Forward, Frey turned and stared aft, suddenly alert to the danger into which they stood. Seeing Drinkwater confidently aware of how close they were going to pass the alarm vessel, he relaxed and made some remark to the hands who looked aft and laughed. But Drinkwater was too tense even to notice. Every muscle he could command was strained with the business of holding Kestrel on her course without deviation, gauging the exact strength of the lateral shift of the racing hull under the influence of the tide, yet making allowances for the quartering sea which created a gentle see-sawing yaw. He could see the hull of the Sunk now and the men lining her rail as the three vessels closed, and at that moment, the first gun was fired. The shot passed across Kestrels deck, right under the boom and out over the port side, to be lost somewhere in the choppy seas on their port beam.

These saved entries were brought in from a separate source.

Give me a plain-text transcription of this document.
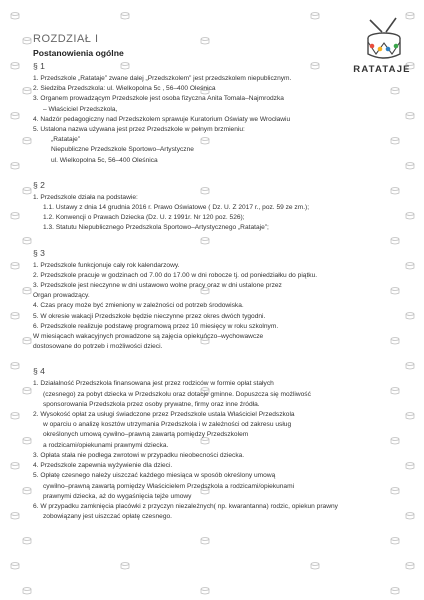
RATATAJE
ROZDZIAŁ I
Postanowienia ogólne
§ 1
1. Przedszkole „Ratataje” zwane dalej „Przedszkolem” jest przedszkolem niepublicznym.
2. Siedziba Przedszkola: ul. Wielkopolna 5c , 56–400 Oleśnica
3. Organem prowadzącym Przedszkole jest osoba fizyczna Anita Tomala–Najmrodzka
– Właściciel Przedszkola,
4. Nadzór pedagogiczny nad Przedszkolem sprawuje Kuratorium Oświaty we Wrocławiu
5. Ustalona nazwa używana jest przez Przedszkole w pełnym brzmieniu:
„Ratataje”
Niepubliczne Przedszkole Sportowo–Artystyczne
ul. Wielkopolna 5c, 56–400 Oleśnica
§ 2
1. Przedszkole działa na podstawie:
1.1. Ustawy z dnia 14 grudnia 2016 r. Prawo Oświatowe ( Dz. U. Z 2017 r., poz. 59 ze zm.);
1.2. Konwencji o Prawach Dziecka (Dz. U. z 1991r. Nr 120 poz. 526);
1.3. Statutu Niepublicznego Przedszkola Sportowo–Artystycznego „Ratataje”;
§ 3
1. Przedszkole funkcjonuje cały rok kalendarzowy.
2. Przedszkole pracuje w godzinach od 7.00 do 17.00 w dni robocze tj. od poniedziałku do piątku.
3. Przedszkole jest nieczynne w dni ustawowo wolne pracy oraz w dni ustalone przez
Organ prowadzący.
4. Czas pracy może być zmieniony w zależności od potrzeb środowiska.
5. W okresie wakacji Przedszkole będzie nieczynne przez okres dwóch tygodni.
6. Przedszkole realizuje podstawę programową przez 10 miesięcy w roku szkolnym.
W miesiącach wakacyjnych prowadzone są zajęcia opiekuńczo–wychowawcze
dostosowane do potrzeb i możliwości dzieci.
§ 4
1. Działalność Przedszkola finansowana jest przez rodziców w formie opłat stałych
(czesnego) za pobyt dziecka w Przedszkolu oraz dotacje gminne. Dopuszcza się możliwość
sponsorowania Przedszkola przez osoby prywatne, firmy oraz inne źródła.
2. Wysokość opłat za usługi świadczone przez Przedszkole ustala Właściciel Przedszkola
w oparciu o analizę kosztów utrzymania Przedszkola i w zależności od zakresu usług
określonych umową cywilno–prawną zawartą pomiędzy Przedszkolem
a rodzicami/opiekunami prawnymi dziecka.
3. Opłata stała nie podlega zwrotowi w przypadku nieobecności dziecka.
4. Przedszkole zapewnia wyżywienie dla dzieci.
5. Opłatę czesnego należy uiszczać każdego miesiąca w sposób określony umową
cywilno–prawną zawartą pomiędzy Właścicielem Przedszkola a rodzicami/opiekunami
prawnymi dziecka, aż do wygaśnięcia tejże umowy
6. W przypadku zamknięcia placówki z przyczyn niezależnych( np. kwarantanna) rodzic, opiekun prawny
zobowiązany jest uiszczać opłatę czesnego.
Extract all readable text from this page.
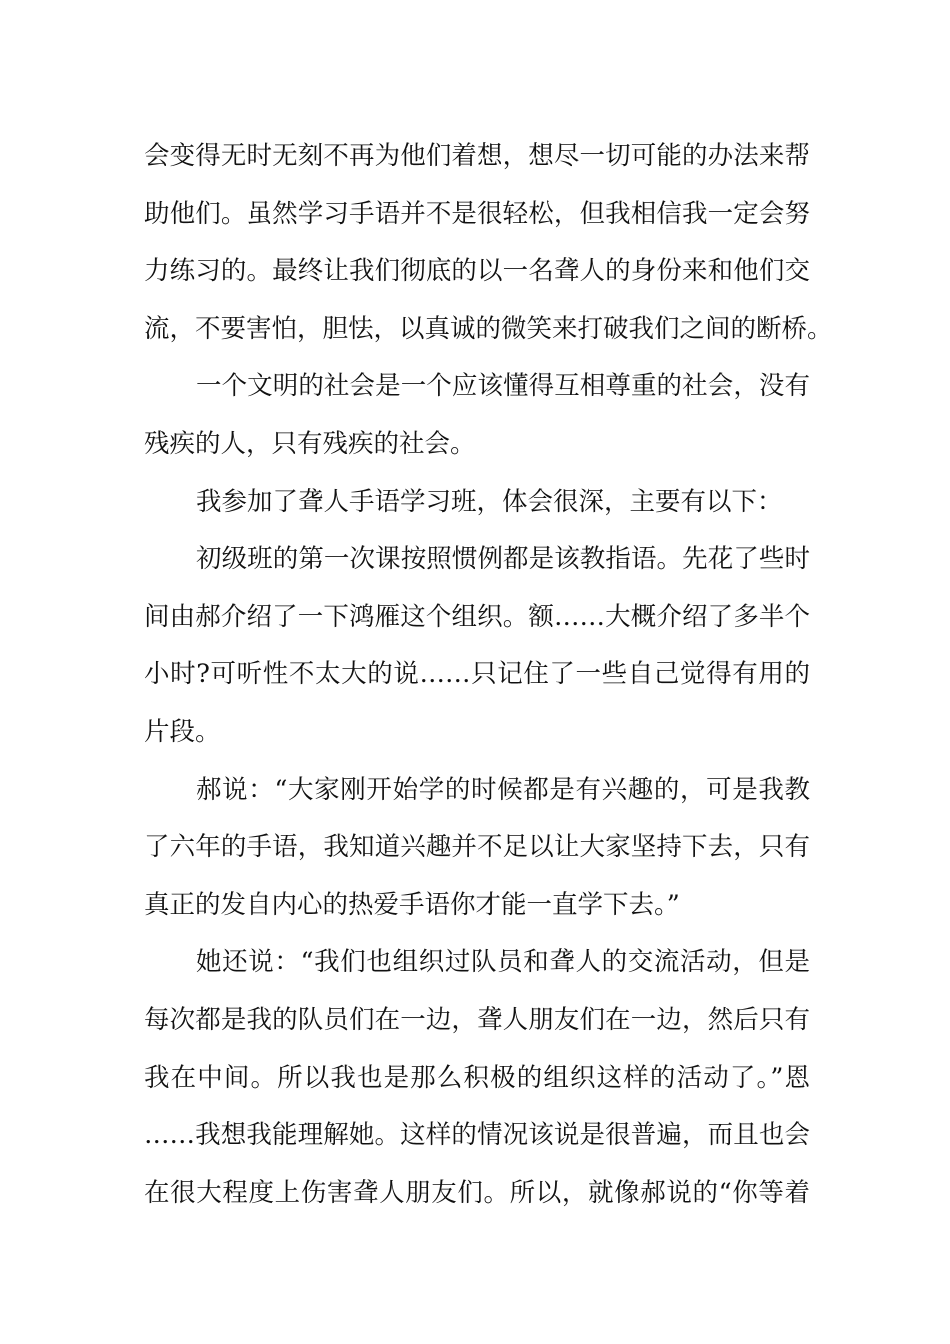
会变得无时无刻不再为他们着想，想尽一切可能的办法来帮
助他们。虽然学习手语并不是很轻松，但我相信我一定会努
力练习的。最终让我们彻底的以一名聋人的身份来和他们交
流，不要害怕，胆怯，以真诚的微笑来打破我们之间的断桥。
一个文明的社会是一个应该懂得互相尊重的社会，没有
残疾的人，只有残疾的社会。
我参加了聋人手语学习班，体会很深，主要有以下：
初级班的第一次课按照惯例都是该教指语。先花了些时
间由郝介绍了一下鸿雁这个组织。额……大概介绍了多半个
小时?可听性不太大的说……只记住了一些自己觉得有用的
片段。
郝说：“大家刚开始学的时候都是有兴趣的，可是我教
了六年的手语，我知道兴趣并不足以让大家坚持下去，只有
真正的发自内心的热爱手语你才能一直学下去。”
她还说：“我们也组织过队员和聋人的交流活动，但是
每次都是我的队员们在一边，聋人朋友们在一边，然后只有
我在中间。所以我也是那么积极的组织这样的活动了。”恩
……我想我能理解她。这样的情况该说是很普遍，而且也会
在很大程度上伤害聋人朋友们。所以，就像郝说的“你等着
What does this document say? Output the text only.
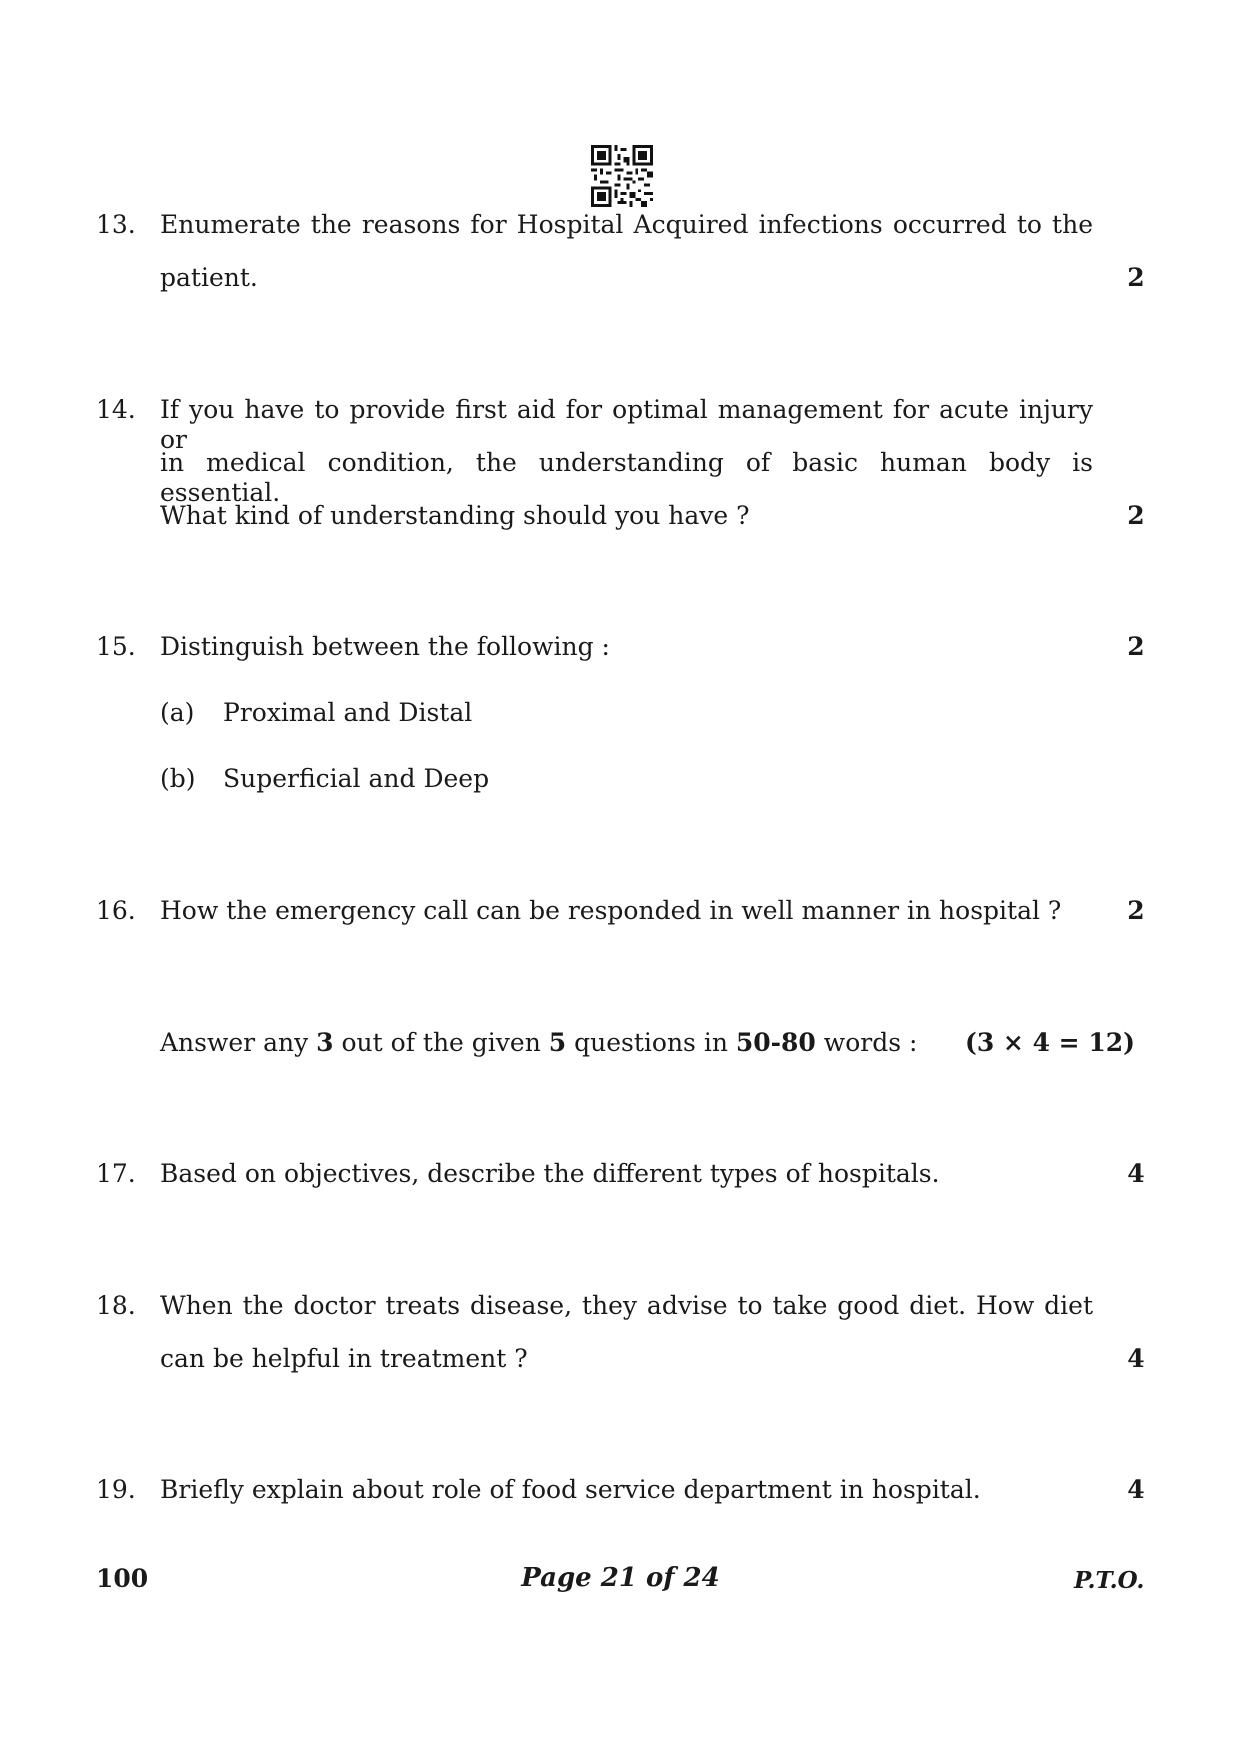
13. Enumerate the reasons for Hospital Acquired infections occurred to the
patient.	2
14. If you have to provide first aid for optimal management for acute injury or
in medical condition, the understanding of basic human body is essential.
What kind of understanding should you have ?	2
15. Distinguish between the following :	2
(a) Proximal and Distal
(b) Superficial and Deep
16. How the emergency call can be responded in well manner in hospital ?	2
Answer any 3 out of the given 5 questions in 50-80 words : (3 × 4 = 12)
17. Based on objectives, describe the different types of hospitals.	4
18. When the doctor treats disease, they advise to take good diet. How diet
can be helpful in treatment ?	4
19. Briefly explain about role of food service department in hospital.	4
100	Page 21 of 24	P.T.O.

'God's bones!' Drinkwater blasphemed, as the wind of the shot's passing distracted him. The next second he was aware of a ragged cheer from the crew of the alarm vessel and the rash of a red hull and slimy green weed along a waterline that passed in a blur as the cutter dashed across the tide and was suddenly under the Sunk's high bow. Then there seemed a number of cries of alarm, of crashes and the thud of another gun, of a great rushing to starboard and more shots, of pistols and the starboard swivels all barking at once in a moment of packed incident in which he took no part, rooted as he was to the heavy tiller. All he saw as they tore past the alarm vessel was the great iron chain of the Sunk stretching down to the anchor in the seabed below them. Then they had run beyond the Sunk's bow and he relaxed, looking round to watch the strength of the tide as it bore them sideways and as the apparent motion made the alarm vessel seem to cross their own stern. He looked round for their nearer pursuer. She had been unable to pass up-tide of the alarm vessel and had been compelled to haul her wind and duck under the Sunk's stern. In doing so she had passed so close that she had exposed herself to one of the alarm vessel's carronades, mounted as a warning gun but loaded with an extempore charge of debris. The discharge of old nails and broken glass tore through the lugger's straining foresail as she bore up too much. As a consequence, her stern brushed the alarm vessel's hull and her mizen snagged it Her after rigging was torn away, dragging the whole mizen, mast, sail and yard with it. As she broke away from the Sunk, the lugger left white canvas fluttering from the stem of the alarm vessel and with it her tricoloured ensign. Of the second lugger, all that could be seen was the peak of her sails to the south-east as she reached across the wind, anxiously watching the fate of her consort.